Направить этот словесный поток в соответствующее русло было нетрудно. А нужным для меня руслом являлись Соловки и все, связанное с ними.

Соловецкий лагерь особого назначения ГПУ был создан летом 1923 года, вскоре после пожара в Соловецком кремле, где размещались дирекция совхоза Архангельского губземуправления и склады.

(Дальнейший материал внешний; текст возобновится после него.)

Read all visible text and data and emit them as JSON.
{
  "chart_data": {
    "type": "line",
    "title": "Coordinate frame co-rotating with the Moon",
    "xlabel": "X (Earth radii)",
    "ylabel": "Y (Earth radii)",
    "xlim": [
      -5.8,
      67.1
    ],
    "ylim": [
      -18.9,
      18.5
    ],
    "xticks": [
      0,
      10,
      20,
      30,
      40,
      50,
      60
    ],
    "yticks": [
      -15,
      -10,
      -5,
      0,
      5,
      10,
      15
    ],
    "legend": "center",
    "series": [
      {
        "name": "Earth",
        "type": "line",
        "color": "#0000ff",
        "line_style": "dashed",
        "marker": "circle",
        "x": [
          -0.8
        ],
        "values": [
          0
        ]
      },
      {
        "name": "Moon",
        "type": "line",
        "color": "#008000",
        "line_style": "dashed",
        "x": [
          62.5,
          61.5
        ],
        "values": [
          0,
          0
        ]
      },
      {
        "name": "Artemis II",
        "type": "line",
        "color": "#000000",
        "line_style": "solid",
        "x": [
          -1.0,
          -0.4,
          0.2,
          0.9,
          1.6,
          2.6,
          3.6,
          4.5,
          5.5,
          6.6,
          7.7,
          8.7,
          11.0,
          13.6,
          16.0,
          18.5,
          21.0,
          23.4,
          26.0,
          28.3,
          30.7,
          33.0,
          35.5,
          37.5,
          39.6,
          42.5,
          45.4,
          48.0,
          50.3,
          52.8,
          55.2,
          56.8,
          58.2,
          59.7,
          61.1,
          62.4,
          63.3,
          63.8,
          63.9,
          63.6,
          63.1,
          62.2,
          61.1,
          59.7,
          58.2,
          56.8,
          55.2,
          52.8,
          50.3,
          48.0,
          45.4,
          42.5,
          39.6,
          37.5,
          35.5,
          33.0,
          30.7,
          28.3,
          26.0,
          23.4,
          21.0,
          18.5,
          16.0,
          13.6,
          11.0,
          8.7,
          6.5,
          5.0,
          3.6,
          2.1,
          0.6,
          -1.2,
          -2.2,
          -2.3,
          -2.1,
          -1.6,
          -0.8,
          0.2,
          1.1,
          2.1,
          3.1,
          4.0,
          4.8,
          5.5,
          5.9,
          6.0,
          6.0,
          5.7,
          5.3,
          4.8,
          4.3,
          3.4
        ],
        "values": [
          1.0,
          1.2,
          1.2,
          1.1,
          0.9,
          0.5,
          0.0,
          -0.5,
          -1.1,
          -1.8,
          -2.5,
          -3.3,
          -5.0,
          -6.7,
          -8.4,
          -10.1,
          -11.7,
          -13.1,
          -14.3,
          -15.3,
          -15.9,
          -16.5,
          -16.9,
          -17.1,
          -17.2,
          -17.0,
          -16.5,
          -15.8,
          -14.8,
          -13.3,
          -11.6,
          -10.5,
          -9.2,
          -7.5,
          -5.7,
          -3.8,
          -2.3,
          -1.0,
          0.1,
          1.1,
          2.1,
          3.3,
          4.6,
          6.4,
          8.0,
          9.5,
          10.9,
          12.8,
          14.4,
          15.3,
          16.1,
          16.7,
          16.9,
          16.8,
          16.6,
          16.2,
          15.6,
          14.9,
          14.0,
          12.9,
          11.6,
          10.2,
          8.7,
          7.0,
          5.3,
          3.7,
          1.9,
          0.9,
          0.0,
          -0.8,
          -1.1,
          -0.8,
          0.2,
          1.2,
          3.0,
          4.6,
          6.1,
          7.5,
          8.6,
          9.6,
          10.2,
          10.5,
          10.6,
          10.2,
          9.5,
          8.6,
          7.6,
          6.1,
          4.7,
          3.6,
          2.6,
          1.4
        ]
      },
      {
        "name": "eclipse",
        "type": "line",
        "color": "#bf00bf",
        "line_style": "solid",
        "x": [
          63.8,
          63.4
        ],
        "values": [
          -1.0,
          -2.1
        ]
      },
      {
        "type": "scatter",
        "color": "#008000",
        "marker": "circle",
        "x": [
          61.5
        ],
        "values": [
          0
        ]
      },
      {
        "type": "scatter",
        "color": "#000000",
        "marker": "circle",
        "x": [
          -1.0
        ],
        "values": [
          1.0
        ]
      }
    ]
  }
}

В то время все места заключения — домзаки, фабричные, сельскохозяйственные и другие исправительно-трудовые колонии — были подведомственны Наркомюсту. СЛОН же находился в непосредственном ведении ГПУ. Тем не менее до начала тридцатых годов состав соловецких «лишенцев» отличался пестротой. Здесь можно было встретить «цветы асфальта», среди которых попадались такие «цветочки», как содержательница притона на Хитровом рынке для воровской аристократии Софья Губарева (Соня Мармелад, она же Соня Кливер), и бывшие врангелевские офицеры; различные батьки отсиживавшегося в Румынии Нестора Махно и московские налетчики с Грачевки; «деревенские каэры», осужденные за убийства сельских активистов, порчу скота или поджоги, и карманники высокой квалификации; хозяева «мельниц» — тайных игорных домов, шулера, чрезмерно увлекшиеся аферами нэпманы, шпионы, участники антоновщины, фальшивомонетчики, диверсанты, эсеровские боевики и просто бандиты. Арский, который в июне двадцать третьего сопровождал на Большой Соловецкий остров первую партию заключенных, сравнивал пароход «Печору» с ноевым ковчегом. Что же касается монахов, усеявших всю пристань, как только «Печора» вошла в бухту Благополучия, то они своего мнения не высказывали, а только осеняли себя крестным знамением. Впрочем, их мнением не интересовались ни руководители лагеря, ни разношерстные пассажиры «Печоры». Только Соня Мармелад, высадившись из баркаса на пристань и отряхнув мокрую юбку, потрепала по заросшей щеке черноглазого монаха и ласково спросила: «Небось до смерти рад, канашка? — И, наслаждаясь растерянностью остолбеневшего парня, игриво добавила: — Теперь вместе грехи замаливать будем… Аль разучился?»